Tuesday, June 12, 2012

Ram Raksha


I approached the lovely white house with black shutters apprehensively on foot, after having driven by at least five times.  I shuffled with shaky knees up the front walk on a suitably gray day. I lifted my hand to the bell, held my breath and rang.  A small old man in a button up shirt, khakis and thick glasses answered the door. “Hi,” I said, “my name is Jennifer Sherrill. It’s nice to meet you. I am your granddaughter..”

Growing up, I had heard stories of this imposing house and judgmental man. I had heard how my mother had been brutally turned away for not being rich enough or classy enough for my father and as a result, neither was I. However, as I had always suspected, I had heard wildly altered versions of the truth. Though I was aware of this house a mere hour’s drive from where I was attending university, it wasn’t until my third year of study that I had gained enough pride and self respect to attempt such a drive. Despite my nervousness and clumsily stated introduction, my grandfather did not bat an eye nor did he hesitate. He simply said, “Come in.”  
I visited him many times thereafter, having found a lonely old man whose wife had passed on the year before and whose children were wrapped up in the daily details of their own lives. While I had missed meeting my grandmother, my grandfather shared lovely stories of when they were young together. We listened to old recordings of big bands and Benny Goodman and I played my grandmother’s well loved, time worn, baby grand.

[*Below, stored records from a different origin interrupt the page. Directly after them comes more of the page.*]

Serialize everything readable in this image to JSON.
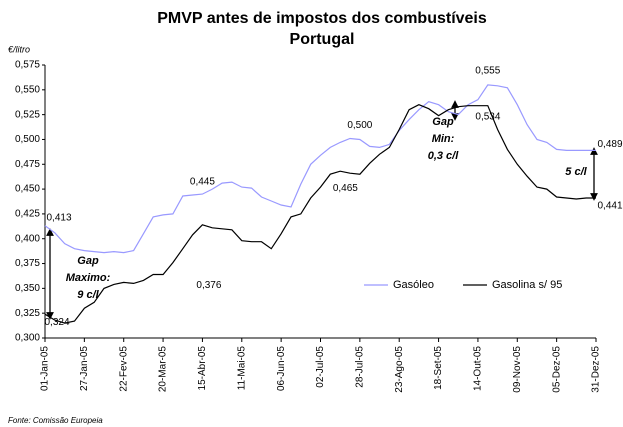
{
  "chart_data": {
    "type": "line",
    "title": "PMVP antes de impostos dos combustíveis",
    "subtitle": "Portugal",
    "y_axis_label": "€/litro",
    "source": "Fonte: Comissão Europeia",
    "categories": [
      "01-Jan-05",
      null,
      null,
      null,
      "27-Jan-05",
      null,
      null,
      null,
      "22-Fev-05",
      null,
      null,
      null,
      "20-Mar-05",
      null,
      null,
      null,
      "15-Abr-05",
      null,
      null,
      null,
      "11-Mai-05",
      null,
      null,
      null,
      "06-Jun-05",
      null,
      null,
      null,
      "02-Jul-05",
      null,
      null,
      null,
      "28-Jul-05",
      null,
      null,
      null,
      "23-Ago-05",
      null,
      null,
      null,
      "18-Set-05",
      null,
      null,
      null,
      "14-Out-05",
      null,
      null,
      null,
      "09-Nov-05",
      null,
      null,
      null,
      "05-Dez-05",
      null,
      null,
      null,
      "31-Dez-05"
    ],
    "series": [
      {
        "name": "Gasóleo",
        "color": "#9999ff",
        "values": [
          0.413,
          0.406,
          0.395,
          0.39,
          0.388,
          0.387,
          0.386,
          0.387,
          0.386,
          0.388,
          0.405,
          0.422,
          0.424,
          0.425,
          0.443,
          0.444,
          0.445,
          0.45,
          0.456,
          0.457,
          0.452,
          0.451,
          0.442,
          0.438,
          0.434,
          0.432,
          0.455,
          0.475,
          0.484,
          0.492,
          0.497,
          0.501,
          0.5,
          0.493,
          0.492,
          0.495,
          0.509,
          0.52,
          0.53,
          0.538,
          0.535,
          0.528,
          0.525,
          0.535,
          0.54,
          0.555,
          0.554,
          0.552,
          0.535,
          0.515,
          0.5,
          0.497,
          0.49,
          0.489,
          0.489,
          0.489,
          0.489
        ],
        "value_labels": [
          "0,413",
          null,
          null,
          null,
          null,
          null,
          null,
          null,
          null,
          null,
          null,
          null,
          null,
          null,
          null,
          null,
          "0,445",
          null,
          null,
          null,
          null,
          null,
          null,
          null,
          null,
          null,
          null,
          null,
          null,
          null,
          null,
          null,
          "0,500",
          null,
          null,
          null,
          null,
          null,
          null,
          null,
          null,
          null,
          null,
          null,
          null,
          "0,555",
          null,
          null,
          null,
          null,
          null,
          null,
          null,
          null,
          null,
          null,
          "0,489"
        ]
      },
      {
        "name": "Gasolina s/ 95",
        "color": "#000000",
        "values": [
          0.324,
          0.318,
          0.315,
          0.317,
          0.33,
          0.336,
          0.35,
          0.354,
          0.356,
          0.355,
          0.358,
          0.364,
          0.364,
          0.376,
          0.39,
          0.404,
          0.414,
          0.411,
          0.41,
          0.409,
          0.398,
          0.397,
          0.397,
          0.39,
          0.405,
          0.422,
          0.425,
          0.441,
          0.452,
          0.465,
          0.468,
          0.466,
          0.465,
          0.476,
          0.485,
          0.492,
          0.51,
          0.53,
          0.535,
          0.531,
          0.524,
          0.53,
          0.533,
          0.534,
          0.534,
          0.534,
          0.51,
          0.49,
          0.475,
          0.463,
          0.452,
          0.45,
          0.442,
          0.441,
          0.44,
          0.441,
          0.441
        ],
        "value_labels": [
          "0,324",
          null,
          null,
          null,
          null,
          null,
          null,
          null,
          null,
          null,
          null,
          null,
          null,
          "0,376",
          null,
          null,
          null,
          null,
          null,
          null,
          null,
          null,
          null,
          null,
          null,
          null,
          null,
          null,
          null,
          "0,465",
          null,
          null,
          null,
          null,
          null,
          null,
          null,
          null,
          null,
          null,
          null,
          null,
          null,
          null,
          "0,534",
          null,
          null,
          null,
          null,
          null,
          null,
          null,
          null,
          null,
          null,
          null,
          "0,441"
        ]
      }
    ],
    "annotations": [
      [
        "Gap",
        "Maximo:",
        "9 c/l"
      ],
      [
        "Gap",
        "Min:",
        "0,3 c/l"
      ],
      [
        "5 c/l"
      ]
    ],
    "ylim": [
      0.3,
      0.575
    ],
    "yticks": [
      {
        "value": 0.3,
        "label": "0,300"
      },
      {
        "value": 0.325,
        "label": "0,325"
      },
      {
        "value": 0.35,
        "label": "0,350"
      },
      {
        "value": 0.375,
        "label": "0,375"
      },
      {
        "value": 0.4,
        "label": "0,400"
      },
      {
        "value": 0.425,
        "label": "0,425"
      },
      {
        "value": 0.45,
        "label": "0,450"
      },
      {
        "value": 0.475,
        "label": "0,475"
      },
      {
        "value": 0.5,
        "label": "0,500"
      },
      {
        "value": 0.525,
        "label": "0,525"
      },
      {
        "value": 0.55,
        "label": "0,550"
      },
      {
        "value": 0.575,
        "label": "0,575"
      }
    ],
    "grid": false,
    "legend": "bottom-right"
  }
}
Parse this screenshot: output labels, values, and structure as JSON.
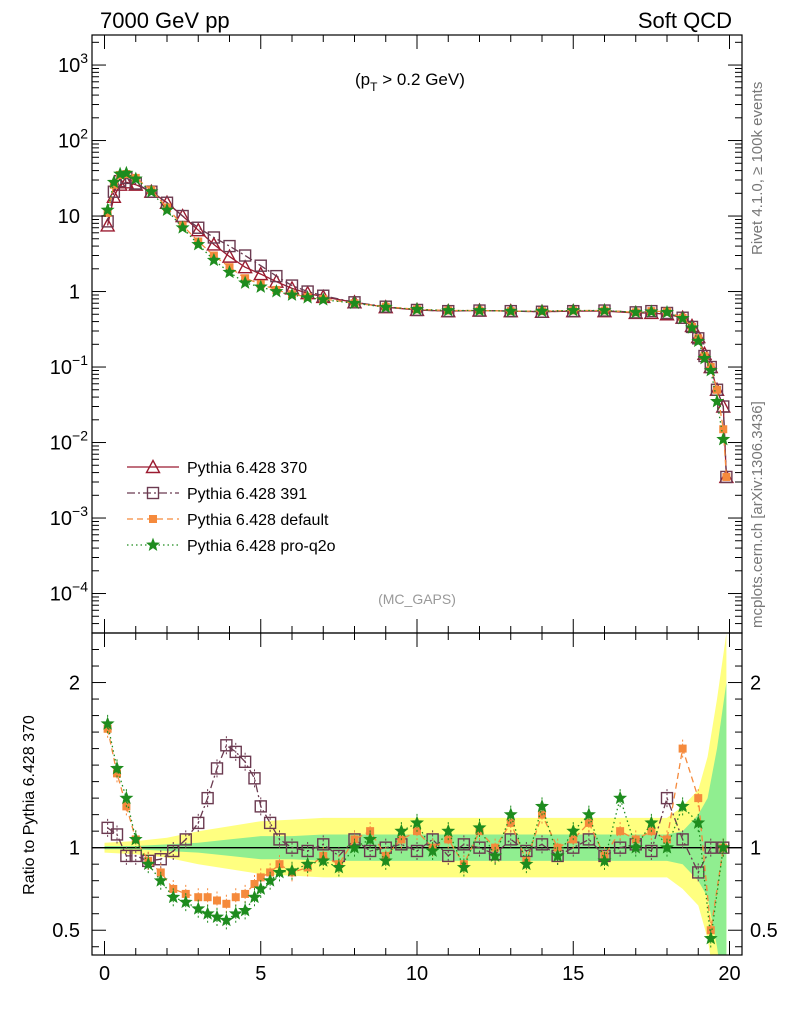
{
  "header": {
    "left_title": "7000 GeV pp",
    "right_title": "Soft QCD",
    "cut_label": "(p_T > 0.2 GeV)",
    "cut_prefix": "(p",
    "cut_sub": "T",
    "cut_suffix": " > 0.2 GeV)",
    "analysis_tag": "(MC_GAPS)",
    "side_label_top": "Rivet 4.1.0, ≥ 100k events",
    "side_label_bottom": "mcplots.cern.ch [arXiv:1306.3436]"
  },
  "chart_data": [
    {
      "type": "line",
      "yscale": "log",
      "title": "",
      "xlabel": "",
      "ylabel": "",
      "xlim": [
        -0.4,
        20.4
      ],
      "ylim": [
        3e-05,
        2500
      ],
      "y_tick_labels": [
        {
          "value": 1000,
          "base": "10",
          "exp": "3"
        },
        {
          "value": 100,
          "base": "10",
          "exp": "2"
        },
        {
          "value": 10,
          "base": "10",
          "exp": ""
        },
        {
          "value": 1,
          "base": "1",
          "exp": ""
        },
        {
          "value": 0.1,
          "base": "10",
          "exp": "−1"
        },
        {
          "value": 0.01,
          "base": "10",
          "exp": "−2"
        },
        {
          "value": 0.001,
          "base": "10",
          "exp": "−3"
        },
        {
          "value": 0.0001,
          "base": "10",
          "exp": "−4"
        }
      ],
      "legend_position": "lower-left",
      "series": [
        {
          "name": "Pythia 6.428 370",
          "color": "#9b1b30",
          "marker": "triangle-open",
          "dash": "solid",
          "x": [
            0.1,
            0.3,
            0.5,
            0.7,
            1.0,
            1.5,
            2.0,
            2.5,
            3.0,
            3.5,
            4.0,
            4.5,
            5.0,
            5.5,
            6.0,
            6.5,
            7.0,
            8.0,
            9.0,
            10.0,
            11.0,
            12.0,
            13.0,
            14.0,
            15.0,
            16.0,
            17.0,
            17.5,
            18.0,
            18.5,
            18.8,
            19.0,
            19.2,
            19.4,
            19.6,
            19.8,
            19.9
          ],
          "y": [
            7.5,
            18,
            26,
            28,
            26,
            21,
            15,
            10,
            6.5,
            4.2,
            2.9,
            2.1,
            1.7,
            1.35,
            1.1,
            0.95,
            0.85,
            0.72,
            0.62,
            0.57,
            0.55,
            0.56,
            0.55,
            0.54,
            0.55,
            0.55,
            0.52,
            0.52,
            0.5,
            0.45,
            0.35,
            0.25,
            0.15,
            0.1,
            0.05,
            0.03,
            0.0035
          ]
        },
        {
          "name": "Pythia 6.428 391",
          "color": "#6b3a50",
          "marker": "square-open",
          "dash": "dashdot",
          "x": [
            0.1,
            0.3,
            0.5,
            0.7,
            1.0,
            1.5,
            2.0,
            2.5,
            3.0,
            3.5,
            4.0,
            4.5,
            5.0,
            5.5,
            6.0,
            6.5,
            7.0,
            8.0,
            9.0,
            10.0,
            11.0,
            12.0,
            13.0,
            14.0,
            15.0,
            16.0,
            17.0,
            17.5,
            18.0,
            18.5,
            18.8,
            19.0,
            19.2,
            19.4,
            19.6,
            19.8,
            19.9
          ],
          "y": [
            8.5,
            21,
            29,
            32,
            27,
            21,
            15,
            10,
            7,
            5.2,
            4,
            3,
            2.2,
            1.6,
            1.2,
            1.0,
            0.88,
            0.72,
            0.63,
            0.57,
            0.55,
            0.56,
            0.55,
            0.54,
            0.55,
            0.56,
            0.53,
            0.55,
            0.52,
            0.45,
            0.34,
            0.24,
            0.14,
            0.1,
            0.05,
            0.03,
            0.0035
          ]
        },
        {
          "name": "Pythia 6.428 default",
          "color": "#f58a3c",
          "marker": "square-filled",
          "dash": "dashed",
          "x": [
            0.1,
            0.3,
            0.5,
            0.7,
            1.0,
            1.5,
            2.0,
            2.5,
            3.0,
            3.5,
            4.0,
            4.5,
            5.0,
            5.5,
            6.0,
            6.5,
            7.0,
            8.0,
            9.0,
            10.0,
            11.0,
            12.0,
            13.0,
            14.0,
            15.0,
            16.0,
            17.0,
            17.5,
            18.0,
            18.5,
            18.8,
            19.0,
            19.2,
            19.4,
            19.6,
            19.8,
            19.9
          ],
          "y": [
            11,
            26,
            35,
            36,
            32,
            22,
            13,
            7.5,
            4.6,
            3.0,
            2.1,
            1.5,
            1.25,
            1.05,
            0.92,
            0.85,
            0.8,
            0.7,
            0.63,
            0.58,
            0.56,
            0.56,
            0.55,
            0.55,
            0.56,
            0.56,
            0.53,
            0.55,
            0.54,
            0.45,
            0.34,
            0.24,
            0.14,
            0.1,
            0.05,
            0.015,
            0.0035
          ]
        },
        {
          "name": "Pythia 6.428 pro-q2o",
          "color": "#1e8c1e",
          "marker": "star",
          "dash": "dotted",
          "x": [
            0.1,
            0.3,
            0.5,
            0.7,
            1.0,
            1.5,
            2.0,
            2.5,
            3.0,
            3.5,
            4.0,
            4.5,
            5.0,
            5.5,
            6.0,
            6.5,
            7.0,
            8.0,
            9.0,
            10.0,
            11.0,
            12.0,
            13.0,
            14.0,
            15.0,
            16.0,
            17.0,
            17.5,
            18.0,
            18.5,
            18.8,
            19.0,
            19.2,
            19.4,
            19.6,
            19.8
          ],
          "y": [
            12,
            28,
            36,
            37,
            31,
            21,
            12,
            7,
            4.2,
            2.6,
            1.8,
            1.3,
            1.15,
            1.0,
            0.9,
            0.83,
            0.78,
            0.7,
            0.62,
            0.58,
            0.56,
            0.56,
            0.55,
            0.55,
            0.56,
            0.56,
            0.53,
            0.54,
            0.53,
            0.44,
            0.33,
            0.22,
            0.13,
            0.09,
            0.035,
            0.011
          ]
        }
      ]
    },
    {
      "type": "line",
      "title": "",
      "xlabel": "",
      "ylabel": "Ratio to Pythia 6.428 370",
      "xlim": [
        -0.4,
        20.4
      ],
      "ylim": [
        0.35,
        2.3
      ],
      "y_tick_labels": [
        "0.5",
        "1",
        "2"
      ],
      "y_tick_values": [
        0.5,
        1,
        2
      ],
      "x_tick_labels": [
        "0",
        "5",
        "10",
        "15",
        "20"
      ],
      "x_tick_values": [
        0,
        5,
        10,
        15,
        20
      ],
      "reference_line": 1,
      "band_inner_color": "#90ee90",
      "band_outer_color": "#ffff80",
      "band": {
        "x": [
          0,
          1,
          2,
          3,
          4,
          5,
          6,
          7,
          8,
          9,
          10,
          11,
          12,
          13,
          14,
          15,
          16,
          17,
          18,
          18.5,
          19,
          19.3,
          19.6,
          19.9
        ],
        "inner": [
          0.01,
          0.01,
          0.02,
          0.03,
          0.05,
          0.07,
          0.07,
          0.08,
          0.08,
          0.08,
          0.08,
          0.08,
          0.08,
          0.08,
          0.08,
          0.08,
          0.08,
          0.08,
          0.08,
          0.1,
          0.2,
          0.3,
          0.6,
          1.0
        ],
        "outer": [
          0.03,
          0.04,
          0.06,
          0.1,
          0.13,
          0.16,
          0.17,
          0.18,
          0.18,
          0.18,
          0.18,
          0.18,
          0.18,
          0.18,
          0.18,
          0.18,
          0.18,
          0.18,
          0.18,
          0.25,
          0.35,
          0.55,
          0.9,
          1.3
        ]
      },
      "series": [
        {
          "name": "Pythia 6.428 370",
          "color": "#9b1b30",
          "marker": "none",
          "dash": "solid",
          "x": [
            0,
            20
          ],
          "y": [
            1,
            1
          ]
        },
        {
          "name": "Pythia 6.428 391",
          "color": "#6b3a50",
          "marker": "square-open",
          "dash": "dashdot",
          "x": [
            0.1,
            0.4,
            0.7,
            1.0,
            1.4,
            1.8,
            2.2,
            2.6,
            3.0,
            3.3,
            3.6,
            3.9,
            4.2,
            4.5,
            4.8,
            5.0,
            5.3,
            5.6,
            6.0,
            6.5,
            7.0,
            7.5,
            8.0,
            8.5,
            9.0,
            9.5,
            10.0,
            10.5,
            11.0,
            11.5,
            12.0,
            12.5,
            13.0,
            13.5,
            14.0,
            14.5,
            15.0,
            15.5,
            16.0,
            16.5,
            17.0,
            17.5,
            18.0,
            18.5,
            19.0,
            19.4,
            19.8
          ],
          "y": [
            1.12,
            1.08,
            0.95,
            0.95,
            0.92,
            0.93,
            0.98,
            1.05,
            1.15,
            1.3,
            1.48,
            1.62,
            1.58,
            1.52,
            1.42,
            1.25,
            1.15,
            1.05,
            1.0,
            0.98,
            1.02,
            0.95,
            1.05,
            0.98,
            1.0,
            1.02,
            0.98,
            1.05,
            0.95,
            1.02,
            1.0,
            0.96,
            1.05,
            0.98,
            1.02,
            0.95,
            1.0,
            1.05,
            0.95,
            1.0,
            1.02,
            0.98,
            1.3,
            1.05,
            0.85,
            1.0,
            1.0
          ]
        },
        {
          "name": "Pythia 6.428 default",
          "color": "#f58a3c",
          "marker": "square-filled",
          "dash": "dashed",
          "x": [
            0.1,
            0.4,
            0.7,
            1.0,
            1.4,
            1.8,
            2.2,
            2.6,
            3.0,
            3.3,
            3.6,
            3.9,
            4.2,
            4.5,
            4.8,
            5.0,
            5.3,
            5.6,
            6.0,
            6.5,
            7.0,
            7.5,
            8.0,
            8.5,
            9.0,
            9.5,
            10.0,
            10.5,
            11.0,
            11.5,
            12.0,
            12.5,
            13.0,
            13.5,
            14.0,
            14.5,
            15.0,
            15.5,
            16.0,
            16.5,
            17.0,
            17.5,
            18.0,
            18.5,
            19.0,
            19.4,
            19.8
          ],
          "y": [
            1.72,
            1.45,
            1.25,
            1.05,
            0.92,
            0.85,
            0.75,
            0.72,
            0.7,
            0.7,
            0.68,
            0.66,
            0.7,
            0.72,
            0.78,
            0.82,
            0.85,
            0.9,
            0.85,
            0.88,
            0.95,
            0.9,
            1.05,
            1.1,
            0.95,
            1.05,
            1.1,
            1.0,
            1.05,
            0.9,
            1.1,
            1.0,
            1.15,
            0.92,
            1.2,
            1.0,
            1.05,
            1.15,
            0.95,
            1.1,
            1.05,
            1.1,
            1.05,
            1.6,
            1.3,
            0.5,
            1.0
          ]
        },
        {
          "name": "Pythia 6.428 pro-q2o",
          "color": "#1e8c1e",
          "marker": "star",
          "dash": "dotted",
          "x": [
            0.1,
            0.4,
            0.7,
            1.0,
            1.4,
            1.8,
            2.2,
            2.6,
            3.0,
            3.3,
            3.6,
            3.9,
            4.2,
            4.5,
            4.8,
            5.0,
            5.3,
            5.6,
            6.0,
            6.5,
            7.0,
            7.5,
            8.0,
            8.5,
            9.0,
            9.5,
            10.0,
            10.5,
            11.0,
            11.5,
            12.0,
            12.5,
            13.0,
            13.5,
            14.0,
            14.5,
            15.0,
            15.5,
            16.0,
            16.5,
            17.0,
            17.5,
            18.0,
            18.5,
            19.0,
            19.4,
            19.8
          ],
          "y": [
            1.75,
            1.48,
            1.3,
            1.05,
            0.9,
            0.8,
            0.7,
            0.67,
            0.63,
            0.6,
            0.58,
            0.56,
            0.6,
            0.62,
            0.7,
            0.75,
            0.8,
            0.85,
            0.86,
            0.9,
            0.92,
            0.88,
            1.0,
            1.05,
            0.92,
            1.1,
            1.15,
            0.98,
            1.1,
            0.88,
            1.12,
            0.95,
            1.2,
            0.9,
            1.25,
            0.95,
            1.1,
            1.2,
            0.92,
            1.3,
            1.0,
            1.15,
            1.0,
            1.25,
            1.15,
            0.45,
            1.0
          ]
        }
      ]
    }
  ]
}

I never asked about my father.  Those questions were not for my grandfather to answer. 

As time passed, the house was packed up and my grandfather moved to a small apartment in an assisted living community.  With each visit I could see him standing a little less tall, having a little less energy until one visit I showed up with an optimistic pot of daisies only to be told by the front desk that my grandfather had died. ‘I should have known,’ I thought, ‘How could I  have wasted so much time?’
  
My husband’s grandfather is taller than mine was and is rail thin.  He wears white loose pants and a white tunic, occasionally covered by a sweater vest despite the Thai heat. He has need of a pair of large thick glasses and has a full head of shockingly white hair, which in combination with his white clothing, gives him an air of a Santero priest.  He naps easily though massive chaos and watches hindi soap operas at an astoundingly loud volume.  He goes for slow meandering walks each day and on his walks, he lovingly picks flowers for his daughter, my new mother-in-law. 

He has witnessed the world change from the Indian perspective. He has lived through World War II, The rise and fall of freedom fighters, India’s independence from England, and the partition of a separate Pakistan.  He has seen his daughter leave India to build a life with her husband in Thailand and he has watched his grandson walk the ‘seven steps’ with his new fair American bride.  Yet every single day at the same time, he sits at the dining room table calmly reciting the Ram Raksha as a priest reciting his rosary. Occasionally, I sat with him, enjoying the ebb and flow of the ancient Sanskrit words. 

My husband and I have since left Thailand for our home in Chicago and his grandfather has returned to his home in India. However, there is comfort to be found in the knowledge of continuity and each day as this tiny old man begins his hymn to Ram, I imagine the ear of the supreme god Vishnu bending down to listen.